Я ответил, что он ошибается, что мне нечего показывать. Сказал, что можно не пугать меня Лефортовом, так как я не представляю себе худших методов, чем те, которые применял ко мне Чернов. При этих словах Чернов подскочил ко мне, собираясь ударить, но Морозов жестом руки остановил его и сказал:
— Отправьте его в камеру, пусть подумает. А затем, обращаясь ко мне, добавил:
Что Чернов? В Лефортове ты узнаешь, что такое допрос! — И вышел из кабинета.
— Эх, дурак, дурак, — с насмешливым сожалением сказал Чернов. — Ты мог бы воспользоваться присутствием Морозова и признаться, и не надо было бы никакого Лефортова… Ну что ж, ты сам избрал себе путь. Увидимся в Лефортове.
Меня отправили обратно в камеру.
После этого примерно три — три с половиной недели меня на допросы больше не вызывали. Чернова я больше никогда не видел. (Через несколько месяцев, сидя в общей камере в Бутырской тюрьме, я узнал от арестованного, доставленного из Лефортова, что он сидел в одной камере с бывшим следователем Александром Черновым, которого страшно били и, по-видимому, приговорили к расстрелу. О Морозове больше никогда ничего не слыхал и его судьбы не знаю.)

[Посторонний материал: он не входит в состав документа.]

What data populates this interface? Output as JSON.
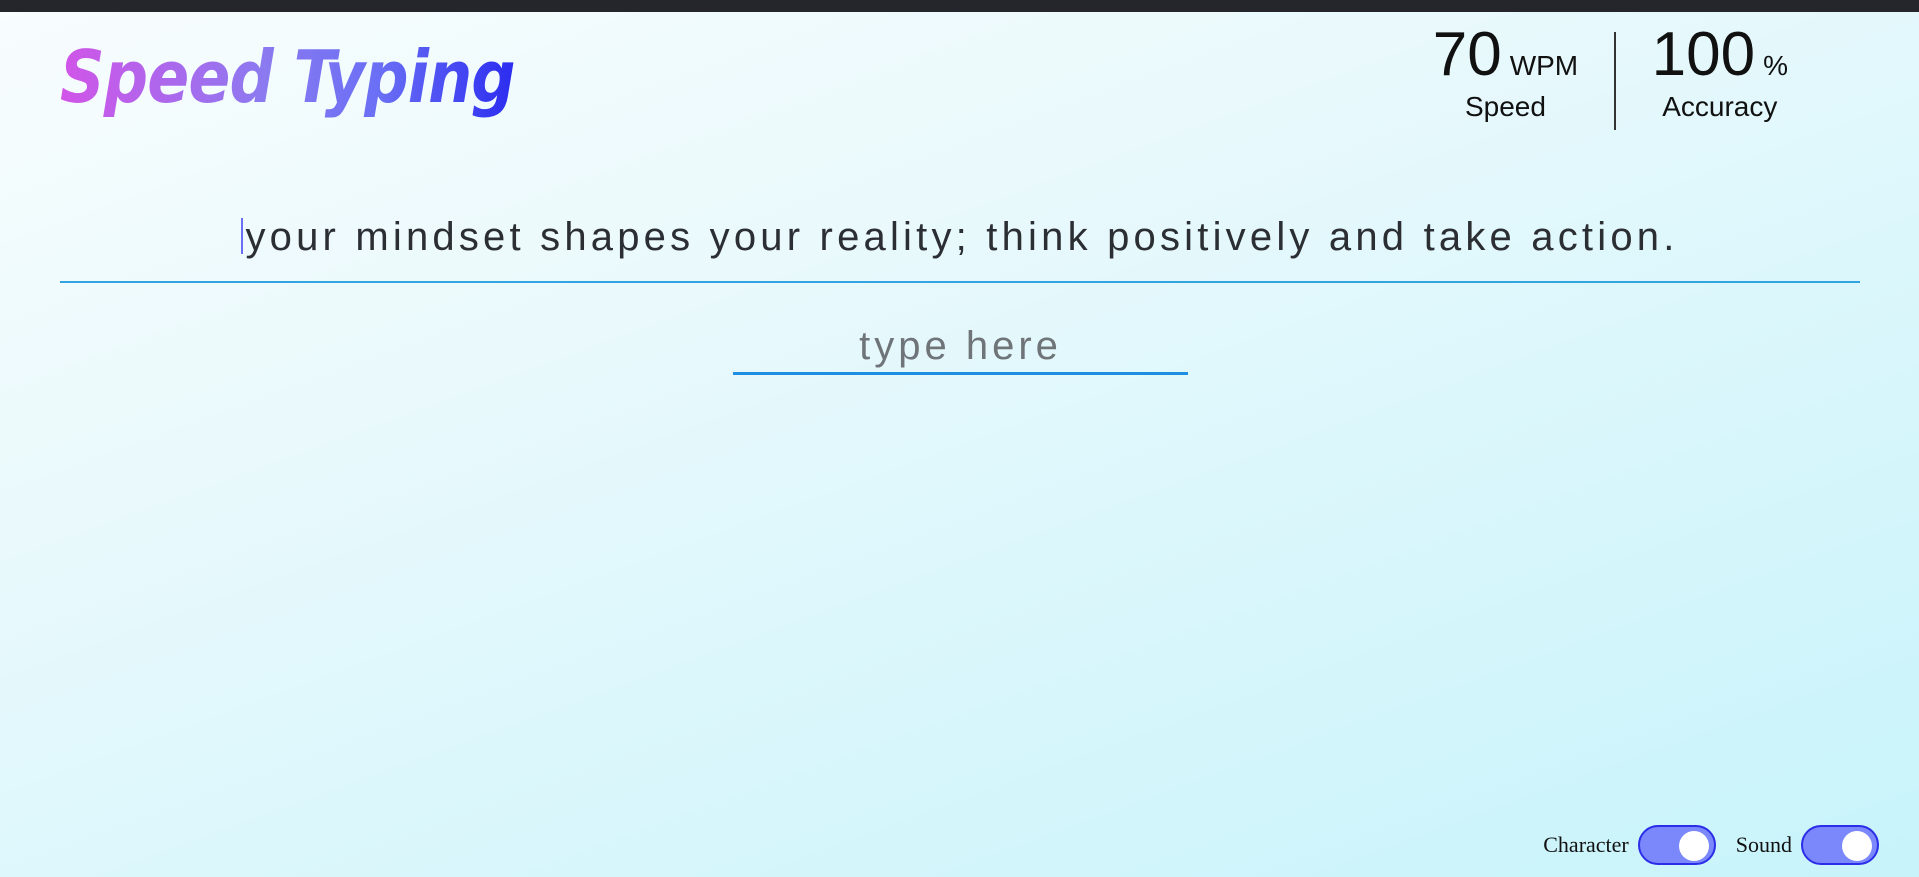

О режиме в тюрьме я уже много написал, но хочу остановиться еще на особо тяжелых условиях в канун революционных праздников и в праздничные дни.

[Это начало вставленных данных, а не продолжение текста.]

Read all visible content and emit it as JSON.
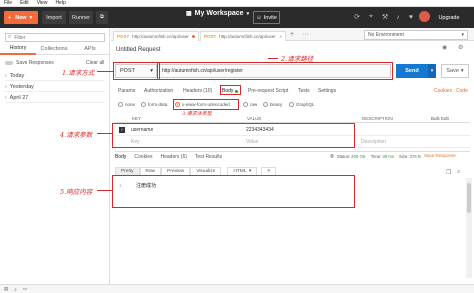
{
  "menu": [
    "File",
    "Edit",
    "View",
    "Help"
  ],
  "toolbar": {
    "new_label": "New",
    "import_label": "Import",
    "runner_label": "Runner",
    "workspace_label": "My Workspace",
    "invite_label": "Invite",
    "upgrade_label": "Upgrade"
  },
  "sidebar": {
    "filter_placeholder": "Filter",
    "tabs": [
      "History",
      "Collections",
      "APIs"
    ],
    "save_responses_label": "Save Responses",
    "clear_all_label": "Clear all",
    "groups": [
      "Today",
      "Yesterday",
      "April 27"
    ]
  },
  "request_tabs": [
    {
      "method": "POST",
      "url": "http://autumnfish.cn/api/user"
    },
    {
      "method": "POST",
      "url": "http://autumnfish.cn/api/user"
    }
  ],
  "environment": "No Environment",
  "request": {
    "title": "Untitled Request",
    "method": "POST",
    "url": "http://autumnfish.cn/api/user/register",
    "send_label": "Send",
    "save_label": "Save"
  },
  "subtabs": [
    "Params",
    "Authorization",
    "Headers (10)",
    "Body",
    "Pre-request Script",
    "Tests",
    "Settings"
  ],
  "cookies_label": "Cookies",
  "code_label": "Code",
  "body_types": [
    "none",
    "form-data",
    "x-www-form-urlencoded",
    "raw",
    "binary",
    "GraphQL"
  ],
  "body_type_selected": "x-www-form-urlencoded",
  "kv_table": {
    "headers": [
      "KEY",
      "VALUE",
      "DESCRIPTION"
    ],
    "bulk_edit": "Bulk Edit",
    "rows": [
      {
        "key": "username",
        "value": "2234343434",
        "description": "",
        "checked": true
      },
      {
        "key": "Key",
        "value": "Value",
        "description": "Description",
        "checked": false
      }
    ]
  },
  "response": {
    "tabs": [
      "Body",
      "Cookies",
      "Headers (6)",
      "Test Results"
    ],
    "status_label": "Status:",
    "status_value": "200 OK",
    "time_label": "Time:",
    "time_value": "39 ms",
    "size_label": "Size:",
    "size_value": "376 B",
    "save_response_label": "Save Response",
    "view_buttons": [
      "Pretty",
      "Raw",
      "Preview",
      "Visualize"
    ],
    "format": "HTML",
    "line_number": "1",
    "body_text": "注册成功"
  },
  "annotations": {
    "method_note": "1.请求方式",
    "url_note": "2.请求路径",
    "body_type_note": "3.请求体类型",
    "params_note": "4.请求参数",
    "response_note": "5.响应内容"
  },
  "colors": {
    "brand_orange": "#f26b3a",
    "send_blue": "#1679d1",
    "annotation_red": "#d42a2a"
  }
}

Приближалась 21-я годовщина Великой Октябрьской революции. Начиная с 1 ноября почти ежедневно арестованных нашей камеры (и, видимо, также и других камер) подвергали унизительным обыскам. При выводе в туалет вместо одного-двух вахтеров нас стали сопровождать четверо, а иногда и шестеро. Вахтеры круглосуточно не отходили от «глазка». Разговаривать было совершенно невозможно, все время раздавались грозные окрики: «Тише! Тише! Молчать!» — хотя мы и без того сидели молчаливые и подавленные.
Обстановка в камерах была до предела напряжена. Все невольно вспоминали, как проводили Октябрьские праздники в прежние годы, на воле, вместе с близкими, и на душе становилось невыносимо тоскливо.
За два-три дня до 7 ноября по расписанию нам полагались очередная выдача книг и получение продуктов из тюремной лавочки, но администрация тюрьмы по неизвестным причинам отложила выдачу, несмотря на то, что мы всеми силами старались не допускать ни малейшего нарушения режима. Таким образом, в праздничные дни 7 ноября 1938 года мы оказались без книг и без продуктов.
Подавляющее большинство арестованных впервые проводили день Октябрьской революции в своей, советской тюрьме, но среди них было немало старых большевиков, которые до революции побывали в царских тюрьмах и рассказывали, как в дни религиозных праздников в царских тюрьмах даже для политических был облегченный режим: разрешались передачи, свидания с близкими и т. п. Невольно напрашивались сравнения.
Два дня, 7 и 8 ноября, тянулись нескончаемо долго. В камерах была гнетущая тишина. Никого на допросы не вызывали. Разговаривать нельзя, книг для чтения не было. Впечатление такое, что ты находишься на передовой линии фронта и после длительного обстрела наступила мертвая тишина.
Как ни странно, но эта гнетущая тишина ужасно действовала на нервы. Многим из нас хотелось, чтобы поскорее вызвали хотя бы на допрос. Пусть бьют, но пусть эта страшная, гнетущая тишина прекратится.
9 ноября началась обычная жизнь. Открывалась форточка. Вахтер называл ту или иную букву, требуя, чтобы назывались все фамилии, начинающиеся на эту букву. И мясорубка снова завертелась.
В ночь на 11 ноября вахтер, подойдя к форточке, спросил: «Кто на «Ш»?» Я назвал себя, и мне было предложено собраться с вещами. Ночные вызовы с вещами предполагались как вызовы на расстрел; я же мог ожидать еще обещанного перевода в Лефортово, что было почти то же самое. Поэтому легко представить себе мое тогдашнее состояние. Собирая свое нехитрое имущество, я весь дрожал и никак не мог все собрать и связать. Товарищи по камере мне помогали и пытались успокоить:
— Не волнуйся, может быть, тебя освобождают…
А кое-кто шепотом начал повторять много раз сказанные друг другу адреса родных (для их уведомления в случае выхода на свободу).